Investigational immunotherapy


Clinical outcomes and immune responses in a Phase 1/2 study of personalized, neoantigen-directed immunotherapy in patients with advanced MSS-CRC, GEA and NSCLC

D.V. Catenacci, et al.


Neoantigen-directed prime/boost immunotherapy in combination with CPI is well-tolerated and generates strong and persistent T-cells to multiple neoantigens. Increases in T-cells correlate with a novel pattern of response and clinical benefit characterized by a transient spike then decline in ctDNA, tumor markers, and tumor size, notably in pts with MSS-CRC.



Safety, efficacy, immunogenicity of arenavirus-based vectors HB-201 and HB-202 in patients with HPV16+ cancers

M.R. Posner, et al.


Arenavirus-based vectors HB-201 and HB-201/HB-202 appeared well tolerated and showed preliminary anti-tumour activity as single agents in this heavily pretreated population of patients with HPV16+ cancers. Induction of circulating E7E6-specific activated CD8+ T-cells was observed.



A phase I clinical trial on intratumoral injection of autologous CD1c (BDCA-1)+/CD141 (BDCA-3)+ myeloid dendritic cells (myDC) in combination with talimogene laherparepvec (T-VEC) in patients with advanced pretreated melanoma

J.K. Schwarze, et al.


IT co-injection of CD1c (BDCA-1)+ +/- CD141 (BDCA-3)+ myDC plus T-VEC is feasible, tolerable, and resulted in encouraging early signs of durable antitumor activity in pts with ICI-refractory melanoma.



Naxitamab for the Treatment of Refractory/Relapsed High-Risk Neuroblastoma (HR NB): Updated Efficacy and Safety Data from the International, Multicenter Phase II Trial 201

J. Mora, et al.


Naxitamab provided a clinically meaningful response in patients with R/R HR NB with bone and/or BM disease only, with a manageable safety profile in the outpatient setting addressing a significant unmet medical need.

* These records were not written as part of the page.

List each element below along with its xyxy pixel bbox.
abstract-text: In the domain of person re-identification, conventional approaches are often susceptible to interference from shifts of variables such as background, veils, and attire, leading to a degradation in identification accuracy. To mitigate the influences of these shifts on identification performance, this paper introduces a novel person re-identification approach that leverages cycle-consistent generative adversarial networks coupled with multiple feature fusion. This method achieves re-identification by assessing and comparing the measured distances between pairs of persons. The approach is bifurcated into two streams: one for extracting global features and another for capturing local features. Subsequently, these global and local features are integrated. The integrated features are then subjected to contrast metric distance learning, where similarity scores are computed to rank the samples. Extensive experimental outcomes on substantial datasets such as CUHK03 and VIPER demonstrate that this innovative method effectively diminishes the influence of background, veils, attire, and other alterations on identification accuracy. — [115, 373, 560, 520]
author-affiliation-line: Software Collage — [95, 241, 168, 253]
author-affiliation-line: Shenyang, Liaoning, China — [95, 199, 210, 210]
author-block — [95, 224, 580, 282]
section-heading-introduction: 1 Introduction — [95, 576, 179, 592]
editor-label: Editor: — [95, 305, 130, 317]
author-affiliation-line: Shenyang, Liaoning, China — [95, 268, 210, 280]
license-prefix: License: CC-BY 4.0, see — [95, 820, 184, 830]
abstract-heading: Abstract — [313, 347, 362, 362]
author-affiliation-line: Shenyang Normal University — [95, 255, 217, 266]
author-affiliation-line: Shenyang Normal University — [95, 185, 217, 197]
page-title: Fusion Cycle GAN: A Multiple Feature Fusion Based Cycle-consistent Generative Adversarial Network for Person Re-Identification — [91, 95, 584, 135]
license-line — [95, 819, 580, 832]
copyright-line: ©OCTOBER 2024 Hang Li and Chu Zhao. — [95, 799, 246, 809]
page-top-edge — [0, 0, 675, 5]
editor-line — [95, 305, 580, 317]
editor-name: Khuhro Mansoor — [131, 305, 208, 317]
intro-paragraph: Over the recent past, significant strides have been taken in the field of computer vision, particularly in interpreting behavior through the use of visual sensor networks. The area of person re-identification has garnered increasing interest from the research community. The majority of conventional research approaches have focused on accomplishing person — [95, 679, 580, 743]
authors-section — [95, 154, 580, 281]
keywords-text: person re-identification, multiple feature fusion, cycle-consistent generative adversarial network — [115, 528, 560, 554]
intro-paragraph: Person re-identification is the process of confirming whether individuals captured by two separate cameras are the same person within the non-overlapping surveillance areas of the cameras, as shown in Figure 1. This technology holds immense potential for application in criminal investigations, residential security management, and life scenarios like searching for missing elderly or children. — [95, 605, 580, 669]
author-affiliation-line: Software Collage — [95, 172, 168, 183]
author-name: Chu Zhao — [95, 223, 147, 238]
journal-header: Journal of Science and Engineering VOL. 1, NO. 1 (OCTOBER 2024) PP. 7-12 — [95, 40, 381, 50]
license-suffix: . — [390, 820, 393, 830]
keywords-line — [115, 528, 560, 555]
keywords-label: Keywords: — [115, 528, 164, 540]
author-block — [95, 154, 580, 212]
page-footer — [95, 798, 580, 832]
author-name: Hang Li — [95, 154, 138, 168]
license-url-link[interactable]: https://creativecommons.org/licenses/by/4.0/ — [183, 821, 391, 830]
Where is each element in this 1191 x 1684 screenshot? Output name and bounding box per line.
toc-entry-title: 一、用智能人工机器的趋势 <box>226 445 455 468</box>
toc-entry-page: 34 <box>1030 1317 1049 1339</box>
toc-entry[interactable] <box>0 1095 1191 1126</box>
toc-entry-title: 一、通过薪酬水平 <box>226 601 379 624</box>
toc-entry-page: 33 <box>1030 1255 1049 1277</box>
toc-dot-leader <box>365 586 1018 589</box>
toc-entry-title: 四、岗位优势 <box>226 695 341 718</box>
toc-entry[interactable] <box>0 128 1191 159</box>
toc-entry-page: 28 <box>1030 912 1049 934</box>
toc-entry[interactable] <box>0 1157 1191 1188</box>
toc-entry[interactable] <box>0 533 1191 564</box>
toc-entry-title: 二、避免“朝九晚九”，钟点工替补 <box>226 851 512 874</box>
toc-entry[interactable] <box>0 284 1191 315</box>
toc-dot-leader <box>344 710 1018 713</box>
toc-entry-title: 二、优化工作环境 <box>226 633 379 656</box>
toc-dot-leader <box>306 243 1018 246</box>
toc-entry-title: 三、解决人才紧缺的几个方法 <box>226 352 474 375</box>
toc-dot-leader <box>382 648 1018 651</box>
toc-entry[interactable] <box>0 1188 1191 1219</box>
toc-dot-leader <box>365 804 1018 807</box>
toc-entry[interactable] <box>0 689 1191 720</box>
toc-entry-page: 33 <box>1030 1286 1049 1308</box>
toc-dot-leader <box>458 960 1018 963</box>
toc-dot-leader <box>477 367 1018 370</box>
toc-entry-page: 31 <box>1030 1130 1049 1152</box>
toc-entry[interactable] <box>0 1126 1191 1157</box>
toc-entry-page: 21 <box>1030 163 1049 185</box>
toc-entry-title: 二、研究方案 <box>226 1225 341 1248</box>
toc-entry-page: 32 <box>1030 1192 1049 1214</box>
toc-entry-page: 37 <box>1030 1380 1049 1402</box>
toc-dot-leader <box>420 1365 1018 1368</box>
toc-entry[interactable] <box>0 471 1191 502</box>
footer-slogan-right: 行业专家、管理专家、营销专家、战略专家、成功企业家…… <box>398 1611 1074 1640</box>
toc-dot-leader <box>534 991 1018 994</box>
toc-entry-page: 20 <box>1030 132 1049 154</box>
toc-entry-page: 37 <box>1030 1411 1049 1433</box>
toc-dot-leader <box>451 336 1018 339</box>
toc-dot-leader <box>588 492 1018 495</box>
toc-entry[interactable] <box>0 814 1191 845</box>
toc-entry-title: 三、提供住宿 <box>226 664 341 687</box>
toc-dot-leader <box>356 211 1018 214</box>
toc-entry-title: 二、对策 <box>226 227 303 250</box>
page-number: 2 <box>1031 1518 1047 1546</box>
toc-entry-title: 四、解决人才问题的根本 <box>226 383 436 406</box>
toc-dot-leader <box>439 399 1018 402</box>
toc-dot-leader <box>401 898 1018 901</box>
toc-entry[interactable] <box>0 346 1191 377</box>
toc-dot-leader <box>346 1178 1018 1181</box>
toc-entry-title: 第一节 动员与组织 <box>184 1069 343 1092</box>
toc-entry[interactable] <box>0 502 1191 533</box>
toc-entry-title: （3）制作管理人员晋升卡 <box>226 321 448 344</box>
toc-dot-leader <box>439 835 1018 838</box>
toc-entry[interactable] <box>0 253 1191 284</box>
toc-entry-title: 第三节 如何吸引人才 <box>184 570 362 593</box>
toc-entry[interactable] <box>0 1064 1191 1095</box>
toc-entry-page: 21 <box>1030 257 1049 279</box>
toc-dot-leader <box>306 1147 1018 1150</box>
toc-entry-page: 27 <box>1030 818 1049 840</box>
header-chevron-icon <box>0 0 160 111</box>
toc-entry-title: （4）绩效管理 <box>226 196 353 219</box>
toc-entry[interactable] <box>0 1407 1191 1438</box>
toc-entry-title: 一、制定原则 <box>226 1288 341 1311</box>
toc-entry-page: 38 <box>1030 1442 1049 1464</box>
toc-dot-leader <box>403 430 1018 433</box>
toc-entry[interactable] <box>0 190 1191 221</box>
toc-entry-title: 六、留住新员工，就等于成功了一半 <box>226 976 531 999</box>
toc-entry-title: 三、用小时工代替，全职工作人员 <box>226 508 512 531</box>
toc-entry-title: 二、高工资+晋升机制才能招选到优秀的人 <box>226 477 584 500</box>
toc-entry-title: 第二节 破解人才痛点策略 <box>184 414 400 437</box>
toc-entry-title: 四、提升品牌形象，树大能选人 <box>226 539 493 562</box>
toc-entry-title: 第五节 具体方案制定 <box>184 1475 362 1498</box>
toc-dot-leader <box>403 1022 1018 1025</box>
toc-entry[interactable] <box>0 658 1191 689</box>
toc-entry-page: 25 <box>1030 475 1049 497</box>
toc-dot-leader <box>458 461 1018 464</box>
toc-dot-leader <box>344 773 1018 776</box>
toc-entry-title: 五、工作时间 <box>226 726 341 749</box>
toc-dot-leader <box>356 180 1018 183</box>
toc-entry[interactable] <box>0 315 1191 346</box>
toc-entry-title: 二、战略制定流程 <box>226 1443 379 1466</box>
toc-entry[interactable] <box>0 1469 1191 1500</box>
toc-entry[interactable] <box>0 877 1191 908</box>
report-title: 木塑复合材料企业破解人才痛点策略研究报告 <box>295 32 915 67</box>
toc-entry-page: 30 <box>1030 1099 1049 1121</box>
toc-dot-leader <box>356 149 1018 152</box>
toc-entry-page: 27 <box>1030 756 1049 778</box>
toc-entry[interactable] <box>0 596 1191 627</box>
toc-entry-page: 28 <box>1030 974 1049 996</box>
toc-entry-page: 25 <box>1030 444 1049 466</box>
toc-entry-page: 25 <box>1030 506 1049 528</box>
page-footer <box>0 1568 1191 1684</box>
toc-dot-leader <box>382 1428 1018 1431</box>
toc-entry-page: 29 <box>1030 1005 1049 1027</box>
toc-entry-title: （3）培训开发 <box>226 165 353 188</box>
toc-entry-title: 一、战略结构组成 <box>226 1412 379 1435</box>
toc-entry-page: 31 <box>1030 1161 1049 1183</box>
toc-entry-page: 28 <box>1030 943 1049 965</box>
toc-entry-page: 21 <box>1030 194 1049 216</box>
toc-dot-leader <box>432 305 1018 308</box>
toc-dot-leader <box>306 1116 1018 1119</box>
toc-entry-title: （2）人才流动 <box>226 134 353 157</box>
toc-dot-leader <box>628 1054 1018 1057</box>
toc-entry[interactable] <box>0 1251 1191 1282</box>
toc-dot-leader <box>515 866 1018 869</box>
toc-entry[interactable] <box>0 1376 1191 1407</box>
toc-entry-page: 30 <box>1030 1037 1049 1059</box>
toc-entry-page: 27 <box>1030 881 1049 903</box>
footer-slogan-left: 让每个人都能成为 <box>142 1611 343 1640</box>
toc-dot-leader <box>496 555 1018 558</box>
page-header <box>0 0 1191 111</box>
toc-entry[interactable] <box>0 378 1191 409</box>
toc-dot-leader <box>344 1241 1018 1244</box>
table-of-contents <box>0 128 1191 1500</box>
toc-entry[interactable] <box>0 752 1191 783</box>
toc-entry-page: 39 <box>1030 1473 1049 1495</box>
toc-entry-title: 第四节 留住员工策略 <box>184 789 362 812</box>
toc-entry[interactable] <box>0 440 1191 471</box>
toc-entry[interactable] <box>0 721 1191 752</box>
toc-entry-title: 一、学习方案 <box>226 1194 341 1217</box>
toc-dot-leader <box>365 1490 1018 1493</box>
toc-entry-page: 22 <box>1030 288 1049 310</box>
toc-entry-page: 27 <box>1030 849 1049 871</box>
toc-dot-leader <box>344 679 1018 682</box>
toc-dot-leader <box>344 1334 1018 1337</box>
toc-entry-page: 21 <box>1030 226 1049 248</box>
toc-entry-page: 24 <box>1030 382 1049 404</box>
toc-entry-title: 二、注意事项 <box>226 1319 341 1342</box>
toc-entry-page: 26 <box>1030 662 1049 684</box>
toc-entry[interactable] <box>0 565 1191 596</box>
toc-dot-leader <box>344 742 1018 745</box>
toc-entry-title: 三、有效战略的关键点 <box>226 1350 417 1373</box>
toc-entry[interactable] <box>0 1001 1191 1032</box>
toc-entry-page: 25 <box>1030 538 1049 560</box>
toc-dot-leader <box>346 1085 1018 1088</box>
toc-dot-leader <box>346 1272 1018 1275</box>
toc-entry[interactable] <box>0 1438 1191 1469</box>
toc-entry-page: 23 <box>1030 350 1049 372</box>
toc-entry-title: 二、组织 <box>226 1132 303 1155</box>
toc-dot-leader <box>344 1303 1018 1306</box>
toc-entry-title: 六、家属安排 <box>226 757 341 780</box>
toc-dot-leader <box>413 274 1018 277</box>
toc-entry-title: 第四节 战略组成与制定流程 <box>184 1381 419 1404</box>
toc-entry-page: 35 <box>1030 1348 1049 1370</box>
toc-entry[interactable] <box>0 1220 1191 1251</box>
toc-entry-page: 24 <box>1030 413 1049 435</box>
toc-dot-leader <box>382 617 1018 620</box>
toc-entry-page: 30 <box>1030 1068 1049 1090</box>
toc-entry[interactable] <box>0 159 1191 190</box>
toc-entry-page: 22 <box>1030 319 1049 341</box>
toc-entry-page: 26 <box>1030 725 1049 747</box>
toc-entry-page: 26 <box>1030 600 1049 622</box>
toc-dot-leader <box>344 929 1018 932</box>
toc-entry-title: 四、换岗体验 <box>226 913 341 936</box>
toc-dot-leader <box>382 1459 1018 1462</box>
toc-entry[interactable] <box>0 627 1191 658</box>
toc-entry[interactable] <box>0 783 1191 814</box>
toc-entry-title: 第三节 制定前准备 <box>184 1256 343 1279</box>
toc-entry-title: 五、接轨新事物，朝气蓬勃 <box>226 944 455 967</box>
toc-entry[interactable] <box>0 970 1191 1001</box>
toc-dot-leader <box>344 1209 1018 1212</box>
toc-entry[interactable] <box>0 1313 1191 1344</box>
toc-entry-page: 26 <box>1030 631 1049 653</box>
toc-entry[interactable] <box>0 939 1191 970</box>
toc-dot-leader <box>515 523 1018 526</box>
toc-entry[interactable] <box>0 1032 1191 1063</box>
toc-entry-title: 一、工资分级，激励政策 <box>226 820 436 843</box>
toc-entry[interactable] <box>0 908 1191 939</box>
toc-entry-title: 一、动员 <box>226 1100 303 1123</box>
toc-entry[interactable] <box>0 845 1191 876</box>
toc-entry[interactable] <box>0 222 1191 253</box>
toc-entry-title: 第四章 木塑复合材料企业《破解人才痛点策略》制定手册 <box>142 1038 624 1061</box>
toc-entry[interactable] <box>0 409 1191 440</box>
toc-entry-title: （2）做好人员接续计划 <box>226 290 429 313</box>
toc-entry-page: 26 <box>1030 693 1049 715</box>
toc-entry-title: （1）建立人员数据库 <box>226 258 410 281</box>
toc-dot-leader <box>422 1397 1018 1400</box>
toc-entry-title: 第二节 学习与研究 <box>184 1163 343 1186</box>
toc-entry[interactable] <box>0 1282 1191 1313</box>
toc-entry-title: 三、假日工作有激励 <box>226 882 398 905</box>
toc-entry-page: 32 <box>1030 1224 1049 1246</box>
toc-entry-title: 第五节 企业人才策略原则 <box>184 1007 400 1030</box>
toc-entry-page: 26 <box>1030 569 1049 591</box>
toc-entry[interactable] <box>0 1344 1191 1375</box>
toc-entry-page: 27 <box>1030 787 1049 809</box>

Entinostat, nivolumab and ipilimumab in advanced HER2-negative breast cancer (ETCTN-9844)

E.T. Roussos Torres, et al.


The combination of entinostat, nivolumab and ipilimumab at the RP2D was associated with expected (ir) AEs in advanced HER2-negative breast cancer. An ORR of 30% suggests this combination should be evaluated further. Correlative analyses from serial biospecimens pre- and post-therapy to evaluate the immune response and landscape will be presented.



GTB-3550 TriKE™ safely activates and delivers IL-15 to NK cells, but not T cells, in immune suppressed patients with advanced myeloid malignancies, a novel paradigm exportable to solid tumors expressing Her2 or B7H3

J.S. Miller, et al.


GTB-3550 TriKE given as a monotherapy safely induced a sustained functional expansion of endogenous NK cells with anti- tumor activity in advanced AML and MDS patients treated with at least 25 mcg/kg/day. Second generation solid tumor TriKE therapeutics against HER2 and B7H3 will be tested clinically next year.